O adulto de hoje, pertencente à comunidade LGBTQIA +, certamente teve uma infância e adolescência complicadas, seja no ambiente familiar ou escolar. Principalmente na escola. Se aceitar como é, por mais que algumas pessoas consigam fazer isto na adolescência, o ambiente escolar é um dos mais tóxicos e onde muitos traumas são desenvolvidos. Heartstopper, série da Netflix, que estreou sua segunda temporada na quinta-feira (3), é, com certeza, feita para este público. E cumpre sua missão.

A produção liderou o top10 do streaming durante toda a semana, com todos os assinantes sedentos para acompanhar a segunda parte da trajetória de Nick (Kit Connor) e Charlie (Joe Locke).

Toda a construção da narrativa, desde a primeira temporada, é construída com muita delicadeza. Nesta segunda, especificamente, a direção volta ainda mais sutil e mesmo quando os assuntos são tensos para a vida dos personagens, o público consegue sentir a doçura.

Os protagonistas se apaixonam na escola, um assumidamente homossexual, mas que foi exposto de uma forma ruim para toda a escola e sofreu homofobia que o deixou com marcas. O outro, não assumido, descobre-se bissexual e é classificado como padrão pela sociedade e que, dificilmente, alguém o consideraria gay. Como unir estes dois mundos? Através do amor. Nada abala Nick e Charlie, o sentimento desenvolvido entre os dois é tão grande, tão doce e tão bem fundamentado que não há quem consiga destruir. Nem o irmão homofóbico de Nick, nem um amor abusivo do passado de Charlie, nem os amigos preconceituosos.

Para além da escola, o núcleo familiar também é bem explorado na série. Nick tenta, durante toda a segunda temporada, criar coragem para contar ao pai e aos amigos sobre sua sexualidade. Tarefa difícil.

As sequências construídas mostram que, apesar de parecer simples dizer o quanto você ama alguém, na hora H é mais difícil do que qualquer outra coisa. Nick sofre com isto. Não é simples falar e Charlie entende, mesmo com a ansiedade gritando forte dentro de si.

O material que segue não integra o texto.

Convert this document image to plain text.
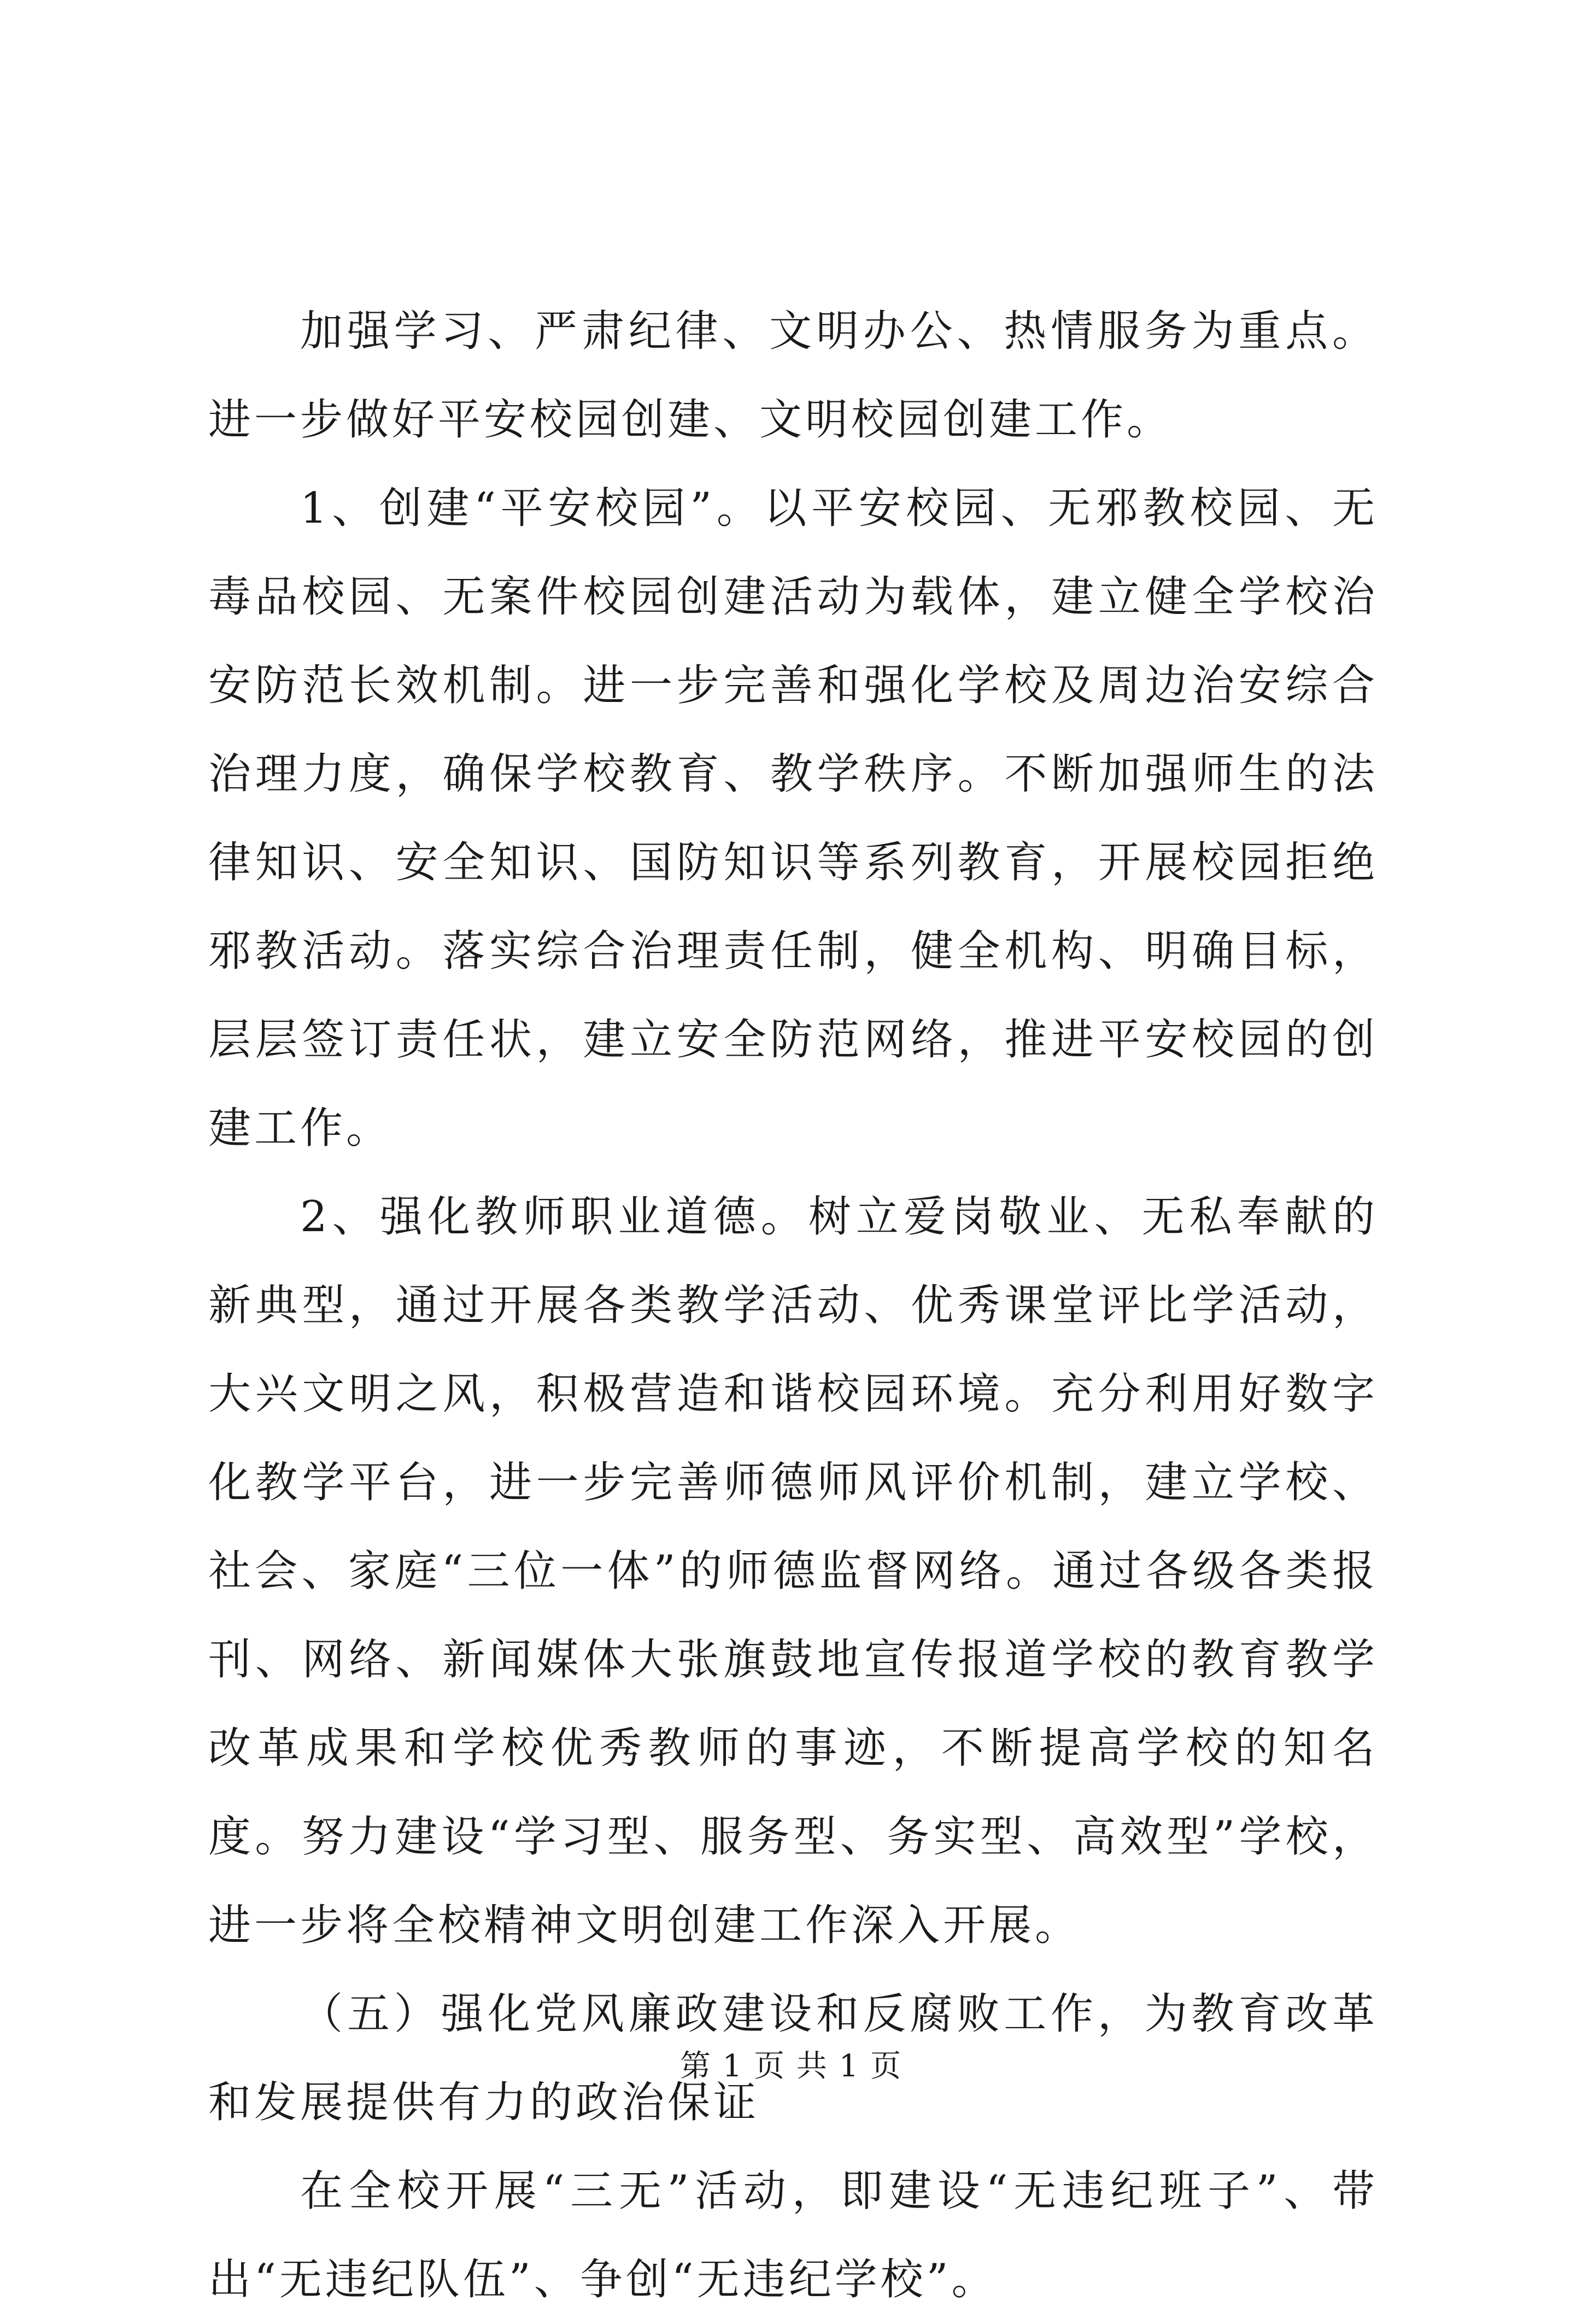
加强学习、严肃纪律、文明办公、热情服务为重点。进一步做好平安校园创建、文明校园创建工作。

1、创建“平安校园”。以平安校园、无邪教校园、无毒品校园、无案件校园创建活动为载体，建立健全学校治安防范长效机制。进一步完善和强化学校及周边治安综合治理力度，确保学校教育、教学秩序。不断加强师生的法律知识、安全知识、国防知识等系列教育，开展校园拒绝邪教活动。落实综合治理责任制，健全机构、明确目标，层层签订责任状，建立安全防范网络，推进平安校园的创建工作。

2、强化教师职业道德。树立爱岗敬业、无私奉献的新典型，通过开展各类教学活动、优秀课堂评比学活动，大兴文明之风，积极营造和谐校园环境。充分利用好数字化教学平台，进一步完善师德师风评价机制，建立学校、社会、家庭“三位一体”的师德监督网络。通过各级各类报刊、网络、新闻媒体大张旗鼓地宣传报道学校的教育教学改革成果和学校优秀教师的事迹，不断提高学校的知名度。努力建设“学习型、服务型、务实型、高效型”学校，进一步将全校精神文明创建工作深入开展。

（五）强化党风廉政建设和反腐败工作，为教育改革和发展提供有力的政治保证

在全校开展“三无”活动，即建设“无违纪班子”、带出“无违纪队伍”、争创“无违纪学校”。

第 1 页 共 1 页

Heartstopper é uma série feliz, mostra o universo de um amor gay com doçura, como muitos adultos de hoje não tiveram o prazer de vivenciar. É bonito ver que isto existe, mesmo na ficção. Outro ponto importante da narrativa é que os personagens conseguem apoio em lugares que nós, hoje adultos, não tivemos na época escolar.

Os professores da escola, por exemplo, são fortalezas quando Nick e Charlie precisam. Na medida certa, claro. Mas são. Os melhores amigos sempre dão apoio, mas nada como você estar sofrendo e ter um professor sabendo da situação e te dizendo, mesmo que indiretamente, que está tudo bem.

No núcleo familiar, é lindo ver a relação da mãe de Nick com ele, assim como é possível se emocionar ao ver como Charlie é tratado pelos pais e pela irmã que o apoiam totalmente. Muitos não tiveram isto em sua adolescência ou no momento da vida em que se descobriram.

Para quem já viu a primeira temporada, é notório o amadurecimento de toda a construção narrativa nesta segunda parte. Vários assuntos ganharam mais notoriedade, sem perder a sutileza. A homofobia, embora esteja presente fortemente no universo e mostrando o quanto é incômoda, divide espaço com relações familiares conturbadas, questões de saúde mental, que são problemas de gente grande com os quais, no nosso mundo real, nem a maturidade é garantia de estabilidade.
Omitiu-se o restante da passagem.